Antrobus is a seasoned charity chief, having led the drug and alcohol charity Addaction since 2009 and held the same role at the youth charity Clubs for Young People, which is now called Ambition, for five years before that. He has worked for more than 20 years in the charity and public sectors.
During Antrobus's time at Addaction, its income has grown significantly, despite the difficult financial climate that has prevailed. Its accounts show it had an income of almost £45m in 2011, and almost £65m in 2015. Much of the increase can be attributed to the merger with fellow addiction charity KCA in 2015, as well as the 11 new contracts Addaction won that year.
Antrobus was not available for interview, but Sir Stephen Bubb, former chief executive of the charity leaders body Acevo, says he will be "a safe pair of hands". Antrobus chaired Acevo's Public Health Commission between 2010 and 2011; Bubb says that his first impression of the man was of someone who was likeable but also professional.
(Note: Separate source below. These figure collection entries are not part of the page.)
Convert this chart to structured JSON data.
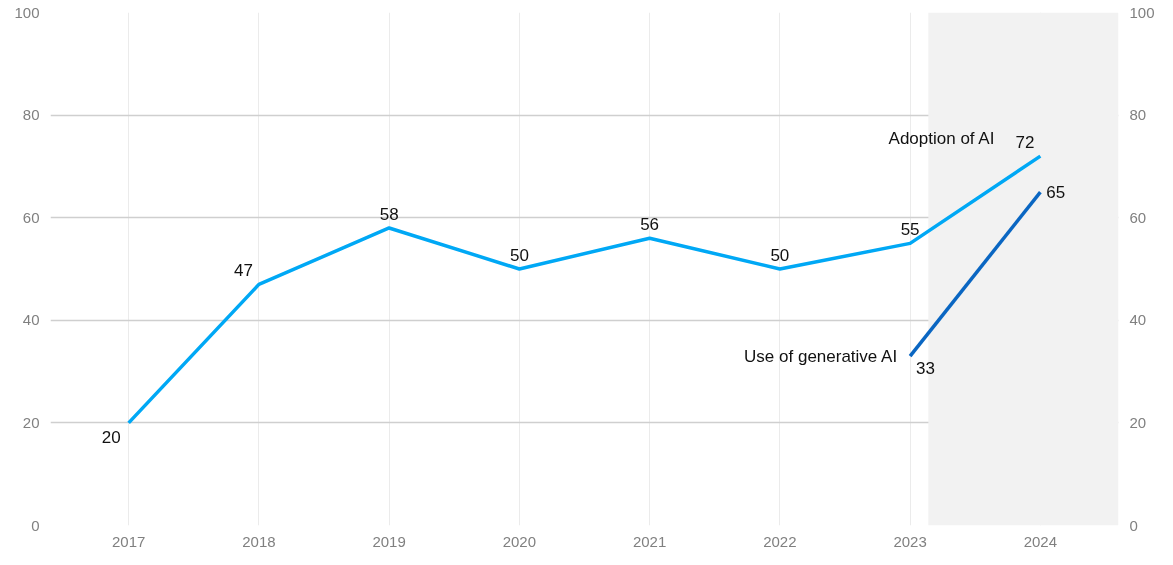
{
  "chart_data": {
    "type": "line",
    "x": [
      2017,
      2018,
      2019,
      2020,
      2021,
      2022,
      2023,
      2024
    ],
    "series": [
      {
        "name": "Adoption of AI",
        "color": "#00a8f5",
        "values": [
          20,
          47,
          58,
          50,
          56,
          50,
          55,
          72
        ]
      },
      {
        "name": "Use of generative AI",
        "color": "#0a66c2",
        "values": [
          null,
          null,
          null,
          null,
          null,
          null,
          33,
          65
        ]
      }
    ],
    "xlim": [
      2016.4,
      2024.6
    ],
    "xticks": [
      2017,
      2018,
      2019,
      2020,
      2021,
      2022,
      2023,
      2024
    ],
    "ylim": [
      0,
      100
    ],
    "yticks": [
      0,
      20,
      40,
      60,
      80,
      100
    ],
    "y2lim": [
      0,
      100
    ],
    "y2ticks": [
      0,
      20,
      40,
      60,
      80,
      100
    ],
    "bands": [
      {
        "axis": "x",
        "from": 2023.14,
        "to": 2024.6,
        "color": "#f2f2f2"
      }
    ],
    "data_labels": true,
    "grid": true,
    "marker": "none",
    "line_style": "solid"
  }
}
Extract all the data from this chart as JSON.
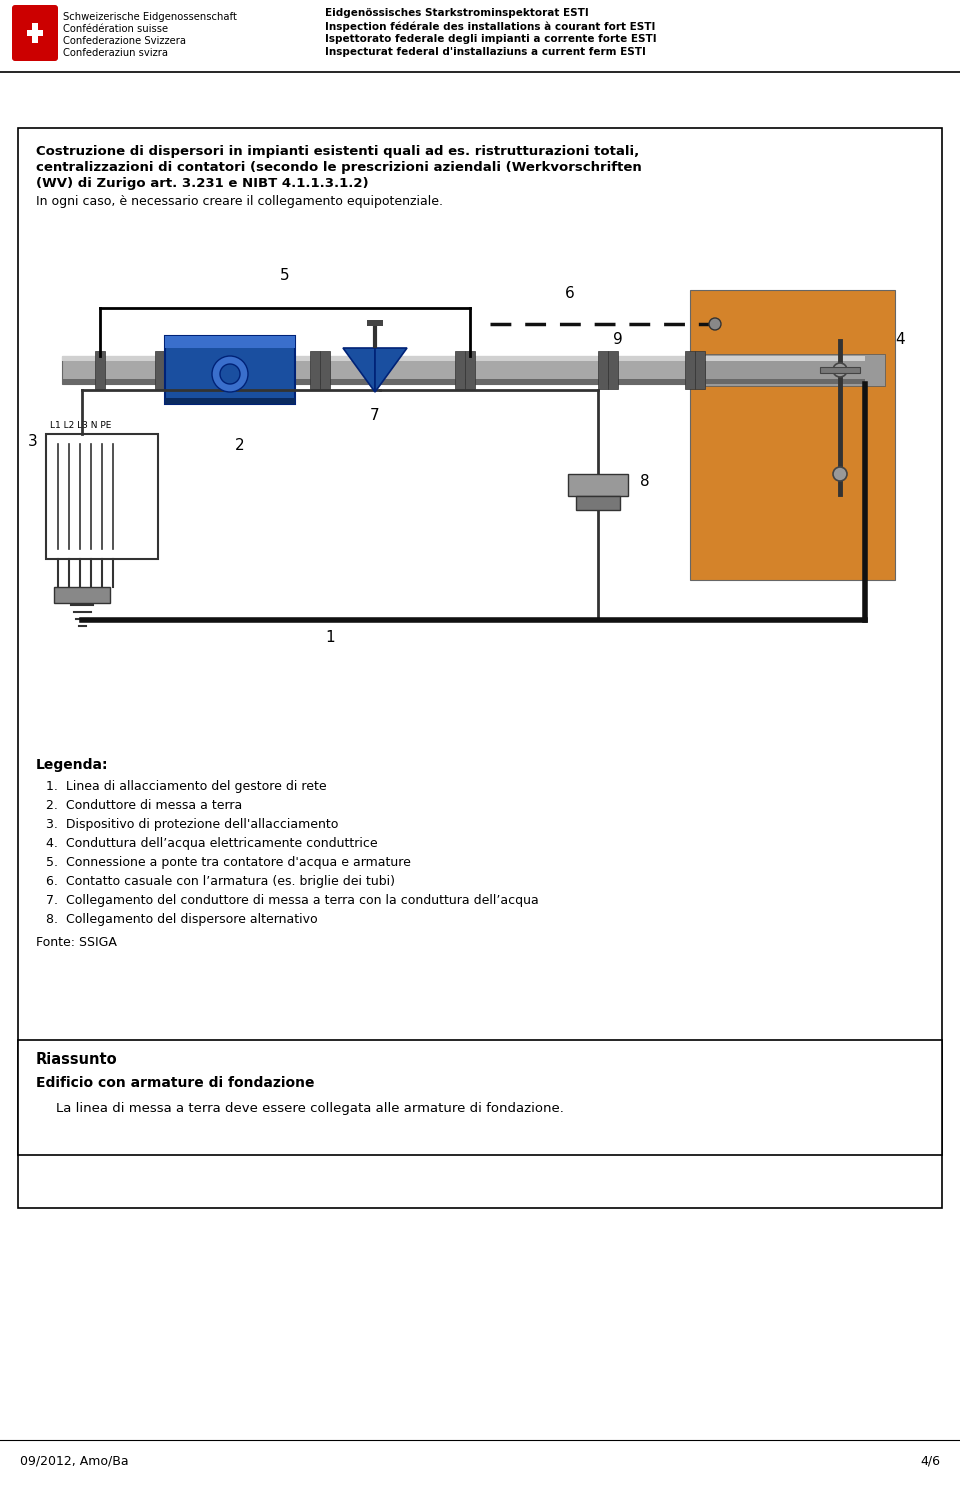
{
  "bg_color": "#ffffff",
  "header_logo_text_left": [
    "Schweizerische Eidgenossenschaft",
    "Confédération suisse",
    "Confederazione Svizzera",
    "Confederaziun svizra"
  ],
  "header_text_right": [
    "Eidgenössisches Starkstrominspektorat ESTI",
    "Inspection fédérale des installations à courant fort ESTI",
    "Ispettorato federale degli impianti a corrente forte ESTI",
    "Inspecturat federal d'installaziuns a current ferm ESTI"
  ],
  "title_line1": "Costruzione di dispersori in impianti esistenti quali ad es. ristrutturazioni totali,",
  "title_line2": "centralizzazioni di contatori (secondo le prescrizioni aziendali (Werkvorschriften",
  "title_line3": "(WV) di Zurigo art. 3.231 e NIBT 4.1.1.3.1.2)",
  "main_subtitle": "In ogni caso, è necessario creare il collegamento equipotenziale.",
  "legend_title": "Legenda:",
  "legend_items": [
    "1.  Linea di allacciamento del gestore di rete",
    "2.  Conduttore di messa a terra",
    "3.  Dispositivo di protezione dell'allacciamento",
    "4.  Conduttura dell’acqua elettricamente conduttrice",
    "5.  Connessione a ponte tra contatore d'acqua e armature",
    "6.  Contatto casuale con l’armatura (es. briglie dei tubi)",
    "7.  Collegamento del conduttore di messa a terra con la conduttura dell’acqua",
    "8.  Collegamento del dispersore alternativo"
  ],
  "fonte": "Fonte: SSIGA",
  "riassunto_title": "Riassunto",
  "riassunto_subtitle": "Edificio con armature di fondazione",
  "riassunto_text": "La linea di messa a terra deve essere collegata alle armature di fondazione.",
  "footer_left": "09/2012, Amo/Ba",
  "footer_right": "4/6",
  "orange_color": "#D4832A",
  "pipe_gray": "#A8A8A8",
  "pipe_dark": "#686868",
  "pipe_light": "#D0D0D0",
  "blue_color": "#1A4FA0",
  "blue_light": "#3A6FCC",
  "joint_color": "#585858",
  "wire_color": "#1A1A1A",
  "panel_border": "#444444"
}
Bubb says Antrobus understands the importance of professionalism in service delivery and, as a leader, will focus on running "a good, strong, professional organisation".
Bubb says Antrobus will be guided by his own experience in service delivery. "He's a smart cookie, he's someone who builds partnerships and he's very politically astute, so he can work across different strands of opinion and he's got a very strong understanding of the way the sector works," says Bubb.
"That's what you want at such an important grant-maker - getting the balance right between the large international charities and the smaller ones, as well as between different sectors, because Children in Need has a wide range of recipients."
Bubb says Antrobus has another quality that should stand him in good stead: "In the past he's needed to get on with government ministers, and I know they've always had a high regard for him. He's able to work very well with big egos, so I think he will handle celebrities superbly."